Bangsal ini tidak memiliki pintu, jendela atau tempat tidur, semuanya hilang dalam pertempuran tahun lalu.

“Saat kami buka kembali, tempat ini benar-benar kosong,” kata Hussian. Dia telah lama menjadi pengungsi, pertama di kamp Abu Shouk dan sekarang di Tawila, setelah serangan terhadap kampnya membuat hidupnya tak tertahankan. “Jika kita tidak mendapatkan lebih banyak dukungan finansial, lebih banyak anak dan ibu yang akan kehilangan.”

Kota ini terkenal di seluruh Sudan karena produksi tembakau kunyahnya dan merupakan rumah bagi enam kamp pengungsi sebelum perang saat ini pecah. Enam lagi telah dibuka.

Awal tahun ini, semua LSM internasional kecuali badan-badan PBB dan Médecins Sans Frontières (MSF) menarik diri dari wilayah El Fasher, dengan alasan kurangnya keamanan. Pada bulan Agustus, MSF mengumumkan bahwa dua truk yang membawa pasokan untuk orang-orang di kamp Zamzam dihentikan oleh pejuang RSF di Kabukabiya, sebelah barat Tawila, sehingga menghalangi pergerakan pekerja bantuan.

Seorang penasihat RSF mengatakan truk tersebut kemudian diizinkan meninggalkan Kabukabiya, namun terjebak karena kondisi jalan menuju El Fasher yang buruk akibat musim hujan.

Militer juga dituduh menciptakan hambatan terhadap bantuan. Pada bulan Februari, mereka memerintahkan lembaga-lembaga bantuan untuk berhenti menggunakan perbatasan Adre di Chad untuk mengangkut bantuan ke Darfur, yang sebagian besar dikendalikan oleh RSF. Bulan lalu, pemerintah untuk sementara waktu mencabut perintah tersebut selama tiga bulan, namun lembaga bantuan mengatakan hanya sebagian kecil dari bantuan yang dibutuhkan yang telah disalurkan. Seorang juru bicara militer dihubungi oleh Guardian untuk memberikan komentar. Negara ini sebelumnya membantah bahwa mereka memblokir pengiriman bantuan.

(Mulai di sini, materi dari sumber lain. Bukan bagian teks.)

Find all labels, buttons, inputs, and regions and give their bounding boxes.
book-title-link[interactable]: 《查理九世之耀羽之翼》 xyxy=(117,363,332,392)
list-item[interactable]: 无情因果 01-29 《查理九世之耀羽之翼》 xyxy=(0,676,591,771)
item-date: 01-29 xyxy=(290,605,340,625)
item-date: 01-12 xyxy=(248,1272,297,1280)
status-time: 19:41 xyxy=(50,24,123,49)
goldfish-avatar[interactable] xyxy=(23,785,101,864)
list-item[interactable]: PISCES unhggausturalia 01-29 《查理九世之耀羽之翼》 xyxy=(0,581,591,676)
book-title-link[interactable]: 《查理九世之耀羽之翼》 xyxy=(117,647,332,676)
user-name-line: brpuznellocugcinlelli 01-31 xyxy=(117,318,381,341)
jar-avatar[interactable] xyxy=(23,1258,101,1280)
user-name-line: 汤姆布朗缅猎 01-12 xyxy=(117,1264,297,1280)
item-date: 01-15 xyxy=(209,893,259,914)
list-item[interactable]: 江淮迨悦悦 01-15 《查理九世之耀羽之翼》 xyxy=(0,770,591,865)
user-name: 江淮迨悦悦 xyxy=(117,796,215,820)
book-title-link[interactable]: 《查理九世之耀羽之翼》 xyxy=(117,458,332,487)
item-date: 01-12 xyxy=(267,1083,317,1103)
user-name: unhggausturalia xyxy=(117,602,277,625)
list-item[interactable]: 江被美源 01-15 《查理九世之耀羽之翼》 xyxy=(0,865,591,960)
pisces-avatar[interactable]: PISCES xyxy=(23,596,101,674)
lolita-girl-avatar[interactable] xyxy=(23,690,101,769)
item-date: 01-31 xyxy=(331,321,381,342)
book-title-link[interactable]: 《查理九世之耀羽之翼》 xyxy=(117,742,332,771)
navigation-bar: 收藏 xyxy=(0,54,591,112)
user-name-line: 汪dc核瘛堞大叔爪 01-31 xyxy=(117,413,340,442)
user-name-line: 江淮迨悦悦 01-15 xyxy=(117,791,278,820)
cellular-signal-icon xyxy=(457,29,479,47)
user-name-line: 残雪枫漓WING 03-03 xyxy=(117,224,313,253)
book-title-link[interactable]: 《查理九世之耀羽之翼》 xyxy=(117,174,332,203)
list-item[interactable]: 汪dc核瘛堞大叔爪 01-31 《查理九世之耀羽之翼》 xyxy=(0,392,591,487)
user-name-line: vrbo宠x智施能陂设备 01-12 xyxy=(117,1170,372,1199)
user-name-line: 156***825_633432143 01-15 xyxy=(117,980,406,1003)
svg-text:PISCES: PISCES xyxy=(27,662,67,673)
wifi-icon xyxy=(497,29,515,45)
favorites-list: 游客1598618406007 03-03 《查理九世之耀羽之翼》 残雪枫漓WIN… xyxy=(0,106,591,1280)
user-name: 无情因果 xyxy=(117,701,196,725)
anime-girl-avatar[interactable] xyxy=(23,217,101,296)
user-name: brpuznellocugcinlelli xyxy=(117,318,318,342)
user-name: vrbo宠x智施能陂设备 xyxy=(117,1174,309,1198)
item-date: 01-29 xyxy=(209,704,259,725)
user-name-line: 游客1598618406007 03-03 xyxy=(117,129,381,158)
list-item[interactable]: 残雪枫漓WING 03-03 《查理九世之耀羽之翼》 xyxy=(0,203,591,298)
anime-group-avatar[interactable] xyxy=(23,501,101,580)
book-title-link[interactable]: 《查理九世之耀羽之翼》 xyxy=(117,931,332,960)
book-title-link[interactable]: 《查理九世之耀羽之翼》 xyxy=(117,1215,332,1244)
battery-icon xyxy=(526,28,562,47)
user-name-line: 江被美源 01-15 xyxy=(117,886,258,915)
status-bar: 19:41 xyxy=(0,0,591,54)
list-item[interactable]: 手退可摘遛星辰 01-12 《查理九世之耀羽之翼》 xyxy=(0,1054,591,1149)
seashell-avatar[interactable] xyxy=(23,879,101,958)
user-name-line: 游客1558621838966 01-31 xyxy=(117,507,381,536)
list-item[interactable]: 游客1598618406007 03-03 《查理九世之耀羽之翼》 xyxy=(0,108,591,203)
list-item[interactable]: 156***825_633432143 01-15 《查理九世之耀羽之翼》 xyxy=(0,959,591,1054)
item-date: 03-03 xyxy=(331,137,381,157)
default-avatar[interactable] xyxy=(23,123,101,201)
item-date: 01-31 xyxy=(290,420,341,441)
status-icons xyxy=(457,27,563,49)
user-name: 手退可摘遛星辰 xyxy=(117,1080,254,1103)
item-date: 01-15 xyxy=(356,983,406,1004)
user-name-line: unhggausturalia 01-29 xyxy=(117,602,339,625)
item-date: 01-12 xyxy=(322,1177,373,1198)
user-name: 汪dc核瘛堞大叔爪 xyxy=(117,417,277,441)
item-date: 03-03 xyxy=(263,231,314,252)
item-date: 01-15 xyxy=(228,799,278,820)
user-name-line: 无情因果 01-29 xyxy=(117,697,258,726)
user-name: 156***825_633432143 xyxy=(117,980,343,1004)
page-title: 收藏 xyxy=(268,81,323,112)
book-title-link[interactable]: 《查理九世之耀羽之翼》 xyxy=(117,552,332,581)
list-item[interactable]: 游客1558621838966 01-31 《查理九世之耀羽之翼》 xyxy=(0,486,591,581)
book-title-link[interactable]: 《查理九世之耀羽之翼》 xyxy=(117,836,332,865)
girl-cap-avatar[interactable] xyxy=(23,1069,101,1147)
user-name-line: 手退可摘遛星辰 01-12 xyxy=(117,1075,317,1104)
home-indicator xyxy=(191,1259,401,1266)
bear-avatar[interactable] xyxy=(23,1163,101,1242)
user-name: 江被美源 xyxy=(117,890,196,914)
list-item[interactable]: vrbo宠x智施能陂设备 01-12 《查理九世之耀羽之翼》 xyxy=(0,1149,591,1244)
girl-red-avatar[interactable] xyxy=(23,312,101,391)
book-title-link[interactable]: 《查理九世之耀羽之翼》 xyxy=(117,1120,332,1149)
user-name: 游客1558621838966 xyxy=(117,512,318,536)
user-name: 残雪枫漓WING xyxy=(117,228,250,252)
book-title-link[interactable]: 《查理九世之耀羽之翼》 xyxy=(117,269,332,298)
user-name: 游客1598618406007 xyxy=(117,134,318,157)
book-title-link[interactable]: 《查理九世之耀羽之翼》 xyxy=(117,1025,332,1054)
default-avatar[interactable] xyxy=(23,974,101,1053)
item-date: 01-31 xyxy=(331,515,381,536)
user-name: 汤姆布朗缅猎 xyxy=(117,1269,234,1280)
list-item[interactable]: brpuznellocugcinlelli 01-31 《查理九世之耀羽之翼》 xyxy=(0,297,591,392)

Sebuah bekas sekolah di Tawira telah menjadi kamp sementara bagi para pengungsi, dengan ratusan keluarga memadati ruang kelas.

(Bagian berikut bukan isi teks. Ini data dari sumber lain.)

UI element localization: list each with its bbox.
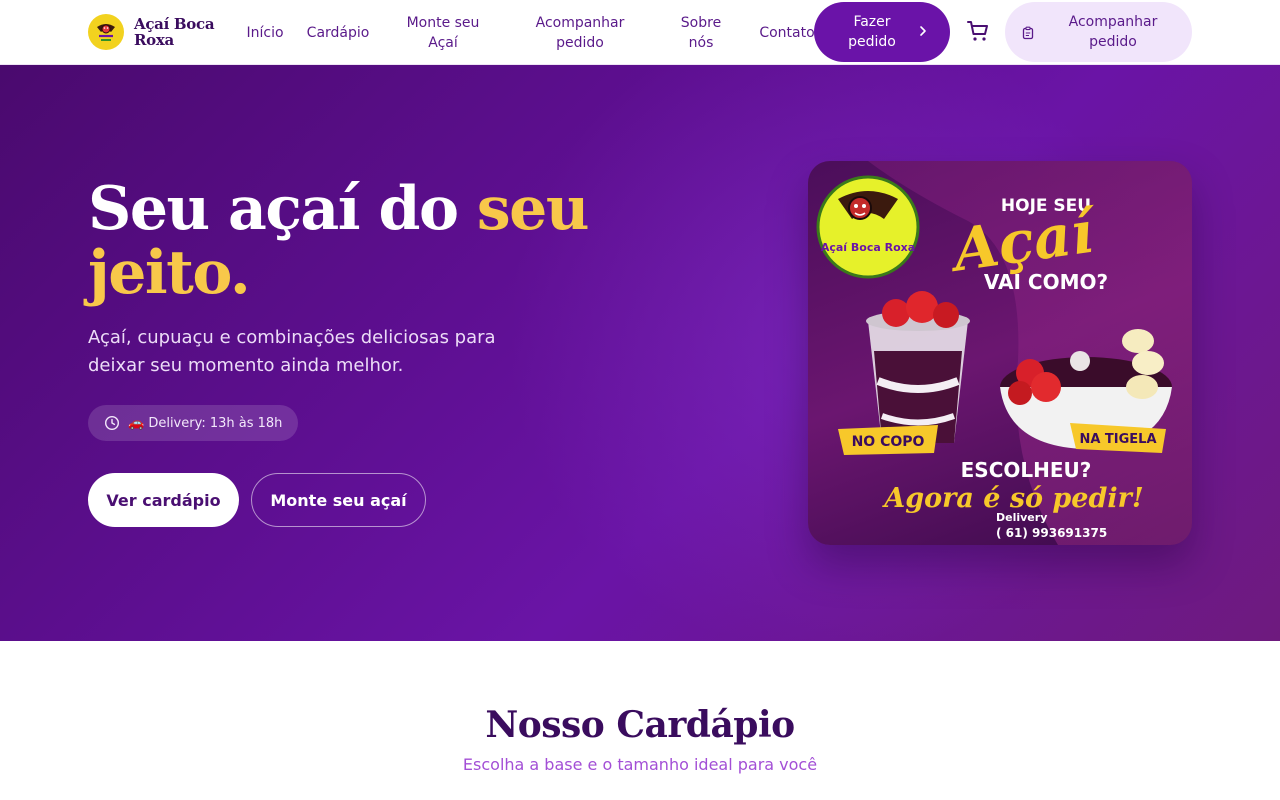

Ozaz Ibrahim mengatakan dia kehilangan ibunya ketika dia melarikan diri dari El Fasher dan harus meninggalkan suaminya. Sementara banyak perempuan lainnya memperoleh penghasilan melalui pekerjaan kasar, Ibrahim tidak mampu mengangkat benda berat karena cedera yang dideritanya selama serangkaian keguguran di El Fasher. Sebaliknya, kedua putranya, yang berusia 7 dan 9 tahun, memperoleh penghasilan terbatas dengan mengangkut penumpang menggunakan keledai milik keluarga. “Tidak ada pilihan lain,” katanya. “Kami harus membuat anak-anak kami bekerja untuk mendapatkan makanan.”

Toby Harward, penjabat Koordinator Kemanusiaan PBB untuk Sudan, mengatakan situasi di Tawira, El Fasher dan kota-kota sekitarnya merupakan bencana kemanusiaan yang semakin memburuk dari hari ke hari.

“Ratusan ribu orang tak berdosa berada dalam bahaya besar,” kata Harward, yang baru-baru ini mengunjungi daerah tersebut. “Seluruh wilayah ini seperti neraka di bumi.”